When the tour guide touched Angela with his eyes, he could feel her need to be seduced. She knew he was watching her. She could see his image wavering in the glass of the coach window. She arched her back a little as she stretched for a moment.

* * *

* * *

The Tour Guide

Every few weeks during the summer, the tour guide would take a new party of travellers around parts of Europe. Each journey would bring him countless opportunities for seduction. Just as a stage hypnotist seeks out the susceptible from a crowd of onlookers, the tour guide could tell within seconds who would be more likely to come his way.

Just as he didn’t see deeply into their heart, they never took in who he was either. It was a thrilling act of love, a playing out of the connection we all yearn for.

On one journey, the tour guide took a party of 45 women and seduced 24 of them. He said no sooner had one left his room than another would be knocking on his door. Like something from a ‘Carry on’ movie, the tour guide, who knew Sid James in real life, would adjust his dressing gown, light up another cigarette and beckon the next, slightly ‘distressed’ woman in.

Telling me this story, years later, its meaning was insignificant to him beyond making me laugh, but I couldn’t help but be impressed and sad all at once.

* * *

2005 – Maria

I tell Maria, a friend of mine, about this in Tinto’s Café in Fulham, as we sip on our chai lattes. She says many lonely women want sex so they can feel loved. But for me, I feel some know they are not being loved, and outside of the excitement, simulation, and stimulation, somewhere behind this “act of love”, there’s also an act of desperate sadness, anger, and maybe some hate too.

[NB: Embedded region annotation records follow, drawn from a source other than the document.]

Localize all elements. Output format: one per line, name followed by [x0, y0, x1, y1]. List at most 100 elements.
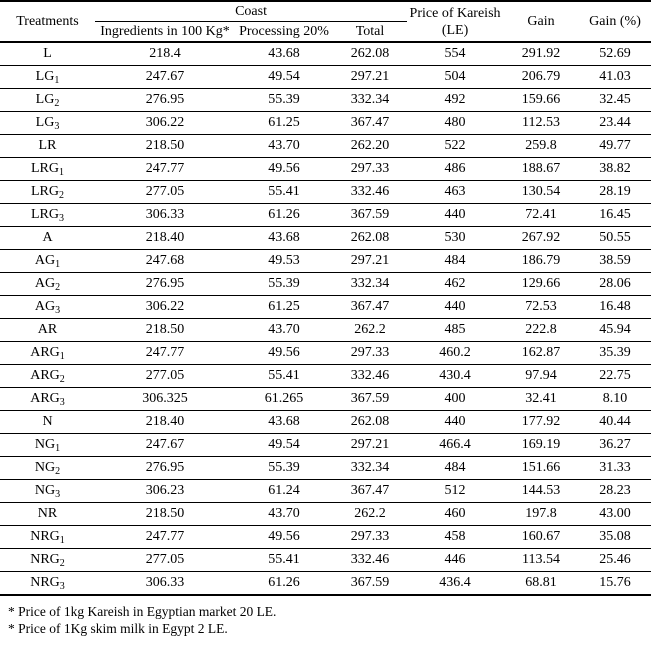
- header-row-1: Treatments Coast Price of Kareish (LE) G…: [0, 1, 651, 43]
- value-cell: 259.8: [503, 134, 580, 158]
- value-cell: 247.77: [95, 341, 235, 365]
- treatment-cell: NRG2: [0, 548, 95, 572]
- value-cell: 522: [407, 134, 504, 158]
- header-row-2: Ingredients in 100 Kg* Processing 20% To…: [0, 21, 651, 43]
- treatment-subscript: 1: [54, 75, 60, 86]
- value-cell: 23.44: [579, 111, 651, 135]
- value-cell: 177.92: [503, 410, 580, 434]
- treatment-cell: LG1: [0, 65, 95, 89]
- col-header-treatments: Treatments: [0, 1, 95, 43]
- treatment-subscript: 3: [59, 397, 65, 408]
- value-cell: 129.66: [503, 272, 580, 296]
- value-cell: 218.4: [95, 42, 235, 66]
- treatment-cell: ARG1: [0, 341, 95, 365]
- table-row: LG3 306.22 61.25 367.47 480 112.53 23.44: [0, 111, 651, 135]
- value-cell: 206.79: [503, 65, 580, 89]
- value-cell: 332.46: [333, 548, 408, 572]
- value-cell: 247.68: [95, 249, 235, 273]
- value-cell: 297.33: [333, 341, 408, 365]
- treatments-cost-gain-table: Treatments Coast Price of Kareish (LE) G…: [0, 0, 651, 596]
- value-cell: 492: [407, 88, 504, 112]
- footnote-kareish-price: * Price of 1kg Kareish in Egyptian marke…: [8, 604, 277, 619]
- value-cell: 367.47: [333, 111, 408, 135]
- value-cell: 16.45: [579, 203, 651, 227]
- table-row: AG1 247.68 49.53 297.21 484 186.79 38.59: [0, 249, 651, 273]
- value-cell: 485: [407, 318, 504, 342]
- value-cell: 463: [407, 180, 504, 204]
- treatment-cell: NG2: [0, 456, 95, 480]
- value-cell: 480: [407, 111, 504, 135]
- value-cell: 400: [407, 387, 504, 411]
- value-cell: 367.59: [333, 387, 408, 411]
- value-cell: 367.59: [333, 571, 408, 596]
- treatment-subscript: 1: [59, 535, 65, 546]
- value-cell: 61.265: [235, 387, 333, 411]
- value-cell: 262.2: [333, 502, 408, 526]
- value-cell: 458: [407, 525, 504, 549]
- treatment-subscript: 3: [55, 305, 61, 316]
- value-cell: 55.39: [235, 272, 333, 296]
- value-cell: 49.56: [235, 525, 333, 549]
- table-row: ARG2 277.05 55.41 332.46 430.4 97.94 22.75: [0, 364, 651, 388]
- value-cell: 460: [407, 502, 504, 526]
- value-cell: 197.8: [503, 502, 580, 526]
- value-cell: 436.4: [407, 571, 504, 596]
- value-cell: 22.75: [579, 364, 651, 388]
- value-cell: 332.34: [333, 88, 408, 112]
- value-cell: 262.2: [333, 318, 408, 342]
- table-row: LRG1 247.77 49.56 297.33 486 188.67 38.82: [0, 157, 651, 181]
- treatment-cell: LG3: [0, 111, 95, 135]
- value-cell: 297.33: [333, 157, 408, 181]
- table-row: ARG1 247.77 49.56 297.33 460.2 162.87 35.39: [0, 341, 651, 365]
- value-cell: 277.05: [95, 364, 235, 388]
- treatment-cell: LRG1: [0, 157, 95, 181]
- value-cell: 43.68: [235, 410, 333, 434]
- value-cell: 267.92: [503, 226, 580, 250]
- value-cell: 159.66: [503, 88, 580, 112]
- value-cell: 512: [407, 479, 504, 503]
- value-cell: 332.46: [333, 364, 408, 388]
- value-cell: 291.92: [503, 42, 580, 66]
- value-cell: 43.70: [235, 318, 333, 342]
- value-cell: 55.39: [235, 456, 333, 480]
- value-cell: 31.33: [579, 456, 651, 480]
- treatment-cell: NG1: [0, 433, 95, 457]
- treatment-cell: NRG3: [0, 571, 95, 596]
- value-cell: 61.25: [235, 111, 333, 135]
- table-row: NRG3 306.33 61.26 367.59 436.4 68.81 15.76: [0, 571, 651, 596]
- value-cell: 49.56: [235, 157, 333, 181]
- value-cell: 306.22: [95, 295, 235, 319]
- value-cell: 38.59: [579, 249, 651, 273]
- value-cell: 484: [407, 456, 504, 480]
- treatment-cell: AR: [0, 318, 95, 342]
- value-cell: 72.53: [503, 295, 580, 319]
- treatment-subscript: 2: [59, 558, 65, 569]
- table-row: N 218.40 43.68 262.08 440 177.92 40.44: [0, 410, 651, 434]
- value-cell: 367.59: [333, 203, 408, 227]
- value-cell: 49.53: [235, 249, 333, 273]
- col-header-ingredients: Ingredients in 100 Kg*: [95, 21, 235, 43]
- footnote-skim-milk-price: * Price of 1Kg skim milk in Egypt 2 LE.: [8, 621, 228, 636]
- table-row: LR 218.50 43.70 262.20 522 259.8 49.77: [0, 134, 651, 158]
- value-cell: 8.10: [579, 387, 651, 411]
- treatment-cell: AG3: [0, 295, 95, 319]
- treatment-cell: LRG2: [0, 180, 95, 204]
- treatment-cell: AG1: [0, 249, 95, 273]
- value-cell: 186.79: [503, 249, 580, 273]
- col-header-price-of-kareish: Price of Kareish (LE): [407, 1, 504, 43]
- treatment-cell: NRG1: [0, 525, 95, 549]
- value-cell: 41.03: [579, 65, 651, 89]
- treatment-cell: A: [0, 226, 95, 250]
- value-cell: 61.25: [235, 295, 333, 319]
- value-cell: 43.70: [235, 502, 333, 526]
- value-cell: 247.67: [95, 433, 235, 457]
- table-row: LRG2 277.05 55.41 332.46 463 130.54 28.19: [0, 180, 651, 204]
- table-row: AR 218.50 43.70 262.2 485 222.8 45.94: [0, 318, 651, 342]
- value-cell: 554: [407, 42, 504, 66]
- treatment-subscript: 1: [59, 351, 65, 362]
- value-cell: 169.19: [503, 433, 580, 457]
- value-cell: 162.87: [503, 341, 580, 365]
- value-cell: 262.20: [333, 134, 408, 158]
- value-cell: 367.47: [333, 295, 408, 319]
- treatment-cell: LG2: [0, 88, 95, 112]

A cry of frustration for the lack of understanding and acceptance that never came their way.

* * *

2005 – The Microwave

I was at the Tour Guide’s apartment the other evening. He told me his microwave was making sparks. I thought it might just need cleaning but when he showed me the bright flame that shot across the inside when he turned it on, I told him he’d need to buy a new one, and if he wanted, I could order one over the Internet there and then. He looked at me slightly bemused. The Internet was as much a foreign land to him as his past was to me. We were from different worlds meeting briefly in the present.

* * *

1914 – 1917 Corners of Foreign Fields – Part 2

The German soldier said something, grabbed John and pulled him so they looked at each other face to face.